A while back I was talking about the art and theory connections in former Art & Language artist Kathryn Bigelow's "failed summer blockbuster" K-19: The Widowmaker. The heart of the film, which some '02 reviewers found "extremely claustrophobic and unpleasant," is a scene where Russian submariners wearing only chemical suits (because the military forgot to provide them radiation suits--"They might as well be wearing raincoats," says one character) enter the reactor room in 10 minute shifts to perform a complicated welding operation. Each set of crews emerges half-dead, vomiting, their skin looking like raw hamburger. Worse, the next set of crews sees them and knows that's what they're going to look like in ten minutes.
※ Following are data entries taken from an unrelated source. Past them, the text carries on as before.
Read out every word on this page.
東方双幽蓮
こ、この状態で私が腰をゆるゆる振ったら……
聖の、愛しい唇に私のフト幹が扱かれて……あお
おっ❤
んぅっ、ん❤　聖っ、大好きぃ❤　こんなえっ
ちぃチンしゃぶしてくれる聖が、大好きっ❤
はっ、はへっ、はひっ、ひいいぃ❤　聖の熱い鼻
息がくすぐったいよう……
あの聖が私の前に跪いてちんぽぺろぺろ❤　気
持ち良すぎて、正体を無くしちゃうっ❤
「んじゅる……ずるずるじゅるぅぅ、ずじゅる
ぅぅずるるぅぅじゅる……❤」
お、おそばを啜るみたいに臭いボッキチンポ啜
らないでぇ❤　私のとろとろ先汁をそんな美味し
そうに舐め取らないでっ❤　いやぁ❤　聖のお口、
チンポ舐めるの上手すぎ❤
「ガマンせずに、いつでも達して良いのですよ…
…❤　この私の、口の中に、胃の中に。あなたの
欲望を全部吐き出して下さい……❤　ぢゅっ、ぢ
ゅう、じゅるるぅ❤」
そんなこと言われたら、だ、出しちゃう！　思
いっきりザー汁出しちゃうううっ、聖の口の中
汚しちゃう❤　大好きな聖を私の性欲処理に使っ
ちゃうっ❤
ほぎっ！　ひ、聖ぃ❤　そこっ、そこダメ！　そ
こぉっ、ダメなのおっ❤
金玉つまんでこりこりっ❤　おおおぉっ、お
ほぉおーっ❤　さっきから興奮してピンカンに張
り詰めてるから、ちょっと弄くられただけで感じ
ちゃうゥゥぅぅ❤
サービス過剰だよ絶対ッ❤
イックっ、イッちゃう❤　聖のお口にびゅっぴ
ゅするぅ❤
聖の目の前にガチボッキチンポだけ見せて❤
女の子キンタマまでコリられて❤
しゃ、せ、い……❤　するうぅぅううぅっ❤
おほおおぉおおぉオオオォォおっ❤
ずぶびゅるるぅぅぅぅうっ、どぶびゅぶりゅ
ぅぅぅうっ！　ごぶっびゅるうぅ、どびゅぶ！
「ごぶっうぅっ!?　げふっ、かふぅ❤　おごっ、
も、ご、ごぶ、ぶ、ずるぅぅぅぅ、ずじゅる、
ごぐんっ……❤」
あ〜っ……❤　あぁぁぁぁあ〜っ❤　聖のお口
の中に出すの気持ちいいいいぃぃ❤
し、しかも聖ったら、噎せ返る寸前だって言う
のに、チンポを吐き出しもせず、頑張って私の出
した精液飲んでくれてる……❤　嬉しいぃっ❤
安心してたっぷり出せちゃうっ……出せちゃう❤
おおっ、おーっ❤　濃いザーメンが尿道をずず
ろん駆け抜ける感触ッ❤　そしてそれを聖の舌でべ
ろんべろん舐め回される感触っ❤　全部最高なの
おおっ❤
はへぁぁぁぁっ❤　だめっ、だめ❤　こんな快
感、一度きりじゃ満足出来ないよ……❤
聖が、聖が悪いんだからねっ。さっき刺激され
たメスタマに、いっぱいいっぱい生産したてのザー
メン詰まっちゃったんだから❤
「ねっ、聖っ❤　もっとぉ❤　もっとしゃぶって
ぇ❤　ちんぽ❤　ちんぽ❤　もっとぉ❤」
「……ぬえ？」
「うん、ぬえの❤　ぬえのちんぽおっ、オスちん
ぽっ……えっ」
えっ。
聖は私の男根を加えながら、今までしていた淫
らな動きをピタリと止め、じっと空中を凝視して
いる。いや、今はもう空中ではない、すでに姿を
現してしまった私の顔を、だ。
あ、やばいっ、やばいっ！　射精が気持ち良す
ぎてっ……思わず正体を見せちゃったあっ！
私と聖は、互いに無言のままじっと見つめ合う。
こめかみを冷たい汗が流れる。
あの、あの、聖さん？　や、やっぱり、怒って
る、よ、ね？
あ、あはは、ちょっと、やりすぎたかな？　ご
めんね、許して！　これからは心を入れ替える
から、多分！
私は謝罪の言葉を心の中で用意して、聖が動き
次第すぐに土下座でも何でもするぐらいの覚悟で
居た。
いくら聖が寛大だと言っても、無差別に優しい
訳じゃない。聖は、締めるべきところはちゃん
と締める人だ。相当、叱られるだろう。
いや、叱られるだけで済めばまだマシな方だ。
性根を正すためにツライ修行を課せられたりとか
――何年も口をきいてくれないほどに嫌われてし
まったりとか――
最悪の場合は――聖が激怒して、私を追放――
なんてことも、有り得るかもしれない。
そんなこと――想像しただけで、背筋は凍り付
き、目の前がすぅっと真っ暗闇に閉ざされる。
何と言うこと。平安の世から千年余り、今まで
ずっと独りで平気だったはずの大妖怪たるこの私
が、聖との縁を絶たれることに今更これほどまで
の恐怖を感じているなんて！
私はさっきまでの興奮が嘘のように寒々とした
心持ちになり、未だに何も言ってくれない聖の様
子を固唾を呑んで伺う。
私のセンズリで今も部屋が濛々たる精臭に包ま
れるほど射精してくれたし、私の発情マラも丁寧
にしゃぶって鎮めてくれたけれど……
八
The style is as bleak as the industrial safety film genre, bleaker, because even those films have a kind of unintentional slapstick with limbs severed by forklifts, spurting blood a la Monty Python, etc. K-19's reactor scene is pure unrelieved horror. Hard not to think of the 9/11 rescue crews going into the cauldron of burning toxic materials to pull out fragments of bodies. And as with the K-19 crew, poorly supplied and poorly informed by an inept government, the 9/11 crews are now dying from those toxic hazards. When I saw K-19 in 2002 I couldn't believe how brutally honest Bigelow was being in a summer blockbuster. She was taking us all into the dirty secret world of modernity, the "down side" of technology that we live with every day and simply can't bear to think about. Here's a Wikipedia entry on Paul Virilio's theories of the "integral accident" (previously posted with a GIF of a mutated monster truck):
Technology cannot exist without the potential for accidents. For example, the invention of the locomotive also entailed the invention of the rail disaster. Virilio sees the Accident as a rather negative growth of social positivism and scientific progress. The growth of technology, namely television, separates us directly from the events of real space and real time. We lose wisdom, lose sight of our immediate horizon and resort to the indirect horizon of our dissimulated environment. From this angle, the Accident can be mentally pictured as a sort of "fractal meteorite" whose impact is prepared in the propitious darkness, a landscape of events concealing future collisions. Even Aristotle claimed that "there is no science of the accident," but Virilio disagrees, pointing to the growing credibility of simulators designed to escape the accident--an industry born from the unholy marriage of post-WW2 science and the military-industrial complex. A good example of Virilio's integral accident is Hurricane Katrina and the disastrous events that followed, which brought the eyes of the world upon a single nexus of time and place.
The bloody mess in Iraq is also a denied side of the West's modernity. The US caused it, the US pretends it isn't happening while continuing along the crazed path of ultimate consumption and non-stop electronic amusements. Not trying to be a Cassandra here, and I'm not opposed to electronic amusements, just wondering if it's possible to have them without living with endless untenable contradiction.

- tom moody 2-26-2006 9:06 pm

right on, Tom. great post.

I watched Silkwood again after I saw K-19. Similar dread and wool-off-from-over-the-eyes horror at radiation sickness. I was reminded of both when I recently read Kasuo Ishiguro's Never Let Me Go which might be the best near future technological (in this case biomedical) dystopia I've ever read. It's fiction but...

I'm intrigued by the idea that technology fractures reality thereby enhancing our abilities for denial. I also think that mass media allows for the delivery of a very straightforward message from the people in power, but receiving it on the broadcast news, in talk shows, etc. totally stumps us. That message being: "we kill and torture people if and when we please." It's not a confusing idea, really, but hearing it through infotaintment is stupfiying.